The dynamic of one partner loving sports and the other not caring about it is not a new phenomenon. Quite the contrary, it is incredibly common in American relationships. Admirably, Lily never lets her disinterest in sports harm her relationships, which is to be commended. That sort of balancing act is not easy to accomplish, and Lily provides a blueprint to successfully navigate interests that don’t align in a friend group.
The How I Met Your Mother cast presents us with a layered look at sports fandom. There are a couple of dedicated sports fans (Marshall and Robin), two that drift in and out of interest (Ted and Barney), and one who is completely uninterested in sports (Lily). And yet they do not let these differences get in the way of them having a good time when it comes to enjoying sports.
Lily partakes in the Super Bowl watch gatherings and happily attends Robots vs Wrestlers, which is pretty close to a sporting event. Marshall and Robin bond over their missed homes while watching sports the other is unfamiliar with. Sports is present throughout the nine seasons of the series, and it connects the cast at times, which showcases the true power of fandom and appeal of sports regardless of how invested in it you are.

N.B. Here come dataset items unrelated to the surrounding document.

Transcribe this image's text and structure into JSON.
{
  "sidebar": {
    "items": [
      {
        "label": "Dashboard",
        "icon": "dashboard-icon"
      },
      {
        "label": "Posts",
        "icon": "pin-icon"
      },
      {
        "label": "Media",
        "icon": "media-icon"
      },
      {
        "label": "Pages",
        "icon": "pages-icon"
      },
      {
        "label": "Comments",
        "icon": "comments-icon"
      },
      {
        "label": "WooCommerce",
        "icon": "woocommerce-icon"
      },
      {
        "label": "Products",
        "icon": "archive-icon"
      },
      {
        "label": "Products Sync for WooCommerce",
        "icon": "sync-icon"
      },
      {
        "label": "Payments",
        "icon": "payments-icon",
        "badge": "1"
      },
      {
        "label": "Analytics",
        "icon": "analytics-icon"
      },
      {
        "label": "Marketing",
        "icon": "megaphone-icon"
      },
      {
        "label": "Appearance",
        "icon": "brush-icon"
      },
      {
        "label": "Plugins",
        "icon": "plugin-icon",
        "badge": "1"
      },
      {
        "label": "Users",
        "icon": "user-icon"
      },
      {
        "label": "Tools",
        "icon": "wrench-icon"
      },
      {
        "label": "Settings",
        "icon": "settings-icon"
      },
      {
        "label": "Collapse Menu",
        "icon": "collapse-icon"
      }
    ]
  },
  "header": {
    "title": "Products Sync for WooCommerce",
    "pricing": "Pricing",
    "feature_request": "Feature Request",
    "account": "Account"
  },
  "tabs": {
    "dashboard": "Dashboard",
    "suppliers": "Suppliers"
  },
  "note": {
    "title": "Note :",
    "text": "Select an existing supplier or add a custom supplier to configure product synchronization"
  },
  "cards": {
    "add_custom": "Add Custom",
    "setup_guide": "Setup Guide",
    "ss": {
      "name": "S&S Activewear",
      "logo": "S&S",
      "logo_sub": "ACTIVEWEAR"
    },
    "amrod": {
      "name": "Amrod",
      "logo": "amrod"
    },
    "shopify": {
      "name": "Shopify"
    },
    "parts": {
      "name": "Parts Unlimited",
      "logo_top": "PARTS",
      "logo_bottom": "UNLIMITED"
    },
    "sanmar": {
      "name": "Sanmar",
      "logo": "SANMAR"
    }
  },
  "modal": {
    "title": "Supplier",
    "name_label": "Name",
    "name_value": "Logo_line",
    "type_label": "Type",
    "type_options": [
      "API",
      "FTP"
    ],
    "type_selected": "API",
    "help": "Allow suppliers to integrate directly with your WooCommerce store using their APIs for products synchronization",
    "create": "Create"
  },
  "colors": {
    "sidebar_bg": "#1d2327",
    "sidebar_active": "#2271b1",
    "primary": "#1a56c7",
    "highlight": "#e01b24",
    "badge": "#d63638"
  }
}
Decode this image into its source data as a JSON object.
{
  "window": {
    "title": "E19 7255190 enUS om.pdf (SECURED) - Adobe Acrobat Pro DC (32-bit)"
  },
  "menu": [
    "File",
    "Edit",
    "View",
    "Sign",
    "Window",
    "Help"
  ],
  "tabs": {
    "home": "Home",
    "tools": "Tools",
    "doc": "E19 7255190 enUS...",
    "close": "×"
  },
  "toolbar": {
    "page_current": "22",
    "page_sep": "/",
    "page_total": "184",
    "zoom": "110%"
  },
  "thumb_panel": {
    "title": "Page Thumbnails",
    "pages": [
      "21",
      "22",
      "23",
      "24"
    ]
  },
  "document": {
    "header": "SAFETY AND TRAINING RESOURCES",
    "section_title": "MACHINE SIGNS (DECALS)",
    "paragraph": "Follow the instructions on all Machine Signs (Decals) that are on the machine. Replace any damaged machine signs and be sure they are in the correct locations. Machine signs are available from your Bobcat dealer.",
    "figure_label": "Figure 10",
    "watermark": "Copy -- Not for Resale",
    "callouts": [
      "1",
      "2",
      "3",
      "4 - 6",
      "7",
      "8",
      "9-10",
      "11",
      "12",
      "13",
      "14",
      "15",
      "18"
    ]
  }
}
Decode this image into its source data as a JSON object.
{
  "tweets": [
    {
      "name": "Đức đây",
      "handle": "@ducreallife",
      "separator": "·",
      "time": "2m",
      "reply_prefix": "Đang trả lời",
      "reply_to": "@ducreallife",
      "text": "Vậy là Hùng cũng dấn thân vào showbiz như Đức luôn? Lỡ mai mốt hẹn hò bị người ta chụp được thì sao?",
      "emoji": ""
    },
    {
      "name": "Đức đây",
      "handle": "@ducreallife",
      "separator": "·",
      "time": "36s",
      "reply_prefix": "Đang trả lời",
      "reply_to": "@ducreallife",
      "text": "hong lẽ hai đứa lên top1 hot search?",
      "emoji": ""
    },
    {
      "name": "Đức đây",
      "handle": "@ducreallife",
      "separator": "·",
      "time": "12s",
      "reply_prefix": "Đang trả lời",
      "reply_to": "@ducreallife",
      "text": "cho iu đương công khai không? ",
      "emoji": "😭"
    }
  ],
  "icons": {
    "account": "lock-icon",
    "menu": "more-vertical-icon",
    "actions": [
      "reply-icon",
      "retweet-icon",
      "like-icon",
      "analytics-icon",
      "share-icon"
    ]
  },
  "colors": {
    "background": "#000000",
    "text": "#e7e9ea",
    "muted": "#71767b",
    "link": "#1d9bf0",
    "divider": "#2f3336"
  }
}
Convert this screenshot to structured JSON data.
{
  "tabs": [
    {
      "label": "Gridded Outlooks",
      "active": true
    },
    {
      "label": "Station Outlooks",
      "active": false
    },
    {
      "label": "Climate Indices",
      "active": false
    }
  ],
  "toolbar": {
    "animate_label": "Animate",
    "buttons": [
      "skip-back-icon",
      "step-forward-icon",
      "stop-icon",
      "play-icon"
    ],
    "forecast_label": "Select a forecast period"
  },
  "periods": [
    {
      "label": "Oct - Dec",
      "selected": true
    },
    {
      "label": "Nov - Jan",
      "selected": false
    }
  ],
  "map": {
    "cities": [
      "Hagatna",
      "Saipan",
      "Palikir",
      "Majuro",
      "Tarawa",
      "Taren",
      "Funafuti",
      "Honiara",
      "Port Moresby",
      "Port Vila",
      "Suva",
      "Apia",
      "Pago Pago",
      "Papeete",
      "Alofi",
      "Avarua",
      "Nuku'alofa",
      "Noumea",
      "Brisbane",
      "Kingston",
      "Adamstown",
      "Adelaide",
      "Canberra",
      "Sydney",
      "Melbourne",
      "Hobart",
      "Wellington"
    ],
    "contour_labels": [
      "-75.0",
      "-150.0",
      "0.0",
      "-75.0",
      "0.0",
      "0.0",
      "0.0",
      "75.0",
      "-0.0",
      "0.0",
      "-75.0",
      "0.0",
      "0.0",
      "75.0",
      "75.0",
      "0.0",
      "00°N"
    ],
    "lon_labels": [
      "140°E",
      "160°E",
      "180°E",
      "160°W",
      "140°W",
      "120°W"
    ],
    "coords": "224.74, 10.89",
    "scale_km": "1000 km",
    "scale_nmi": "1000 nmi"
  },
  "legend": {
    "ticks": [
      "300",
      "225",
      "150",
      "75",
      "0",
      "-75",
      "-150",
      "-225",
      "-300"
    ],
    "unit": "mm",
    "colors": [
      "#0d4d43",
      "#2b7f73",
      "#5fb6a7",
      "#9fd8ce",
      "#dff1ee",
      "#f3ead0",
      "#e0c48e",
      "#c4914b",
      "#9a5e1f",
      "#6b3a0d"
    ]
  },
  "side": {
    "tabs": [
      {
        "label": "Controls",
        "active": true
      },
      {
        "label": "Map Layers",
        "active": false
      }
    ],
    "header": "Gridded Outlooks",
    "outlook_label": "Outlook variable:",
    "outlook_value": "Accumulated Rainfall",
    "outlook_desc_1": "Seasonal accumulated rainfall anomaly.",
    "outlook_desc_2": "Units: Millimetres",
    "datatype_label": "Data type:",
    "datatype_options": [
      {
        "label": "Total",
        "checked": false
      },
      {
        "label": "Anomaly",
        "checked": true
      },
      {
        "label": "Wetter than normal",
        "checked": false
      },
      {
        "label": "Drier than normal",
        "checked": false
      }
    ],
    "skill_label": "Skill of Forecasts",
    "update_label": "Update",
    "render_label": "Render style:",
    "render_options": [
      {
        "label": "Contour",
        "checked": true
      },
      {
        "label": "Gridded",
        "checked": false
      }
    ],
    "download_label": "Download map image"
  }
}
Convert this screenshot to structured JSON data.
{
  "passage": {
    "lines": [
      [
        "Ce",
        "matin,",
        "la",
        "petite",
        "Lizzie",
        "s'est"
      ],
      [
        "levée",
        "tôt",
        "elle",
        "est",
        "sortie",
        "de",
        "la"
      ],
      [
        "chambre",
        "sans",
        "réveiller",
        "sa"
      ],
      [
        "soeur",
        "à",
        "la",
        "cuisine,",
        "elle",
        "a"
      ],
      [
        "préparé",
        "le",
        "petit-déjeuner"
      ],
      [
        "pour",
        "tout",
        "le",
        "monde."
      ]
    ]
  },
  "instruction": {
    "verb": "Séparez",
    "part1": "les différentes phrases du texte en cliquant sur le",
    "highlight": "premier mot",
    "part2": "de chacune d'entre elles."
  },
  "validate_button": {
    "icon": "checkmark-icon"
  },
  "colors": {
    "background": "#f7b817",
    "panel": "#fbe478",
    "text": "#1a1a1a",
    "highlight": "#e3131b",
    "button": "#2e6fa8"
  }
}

In the show we see how sports connect us to where we’re from, is the foundation of a difficult relationship with a parent and can create lifelong traditions that strengthens the bonds of friends that become family. How I Met Your Mother is a sitcom about a man’s winding and meandering journey for love. But within it, there is a story to be told about the way that sports can be a foundational fabric in the relationships that we cherish. And there’s something beautiful about that sentiment, as anyone that has bonded with another person over sports can attest to.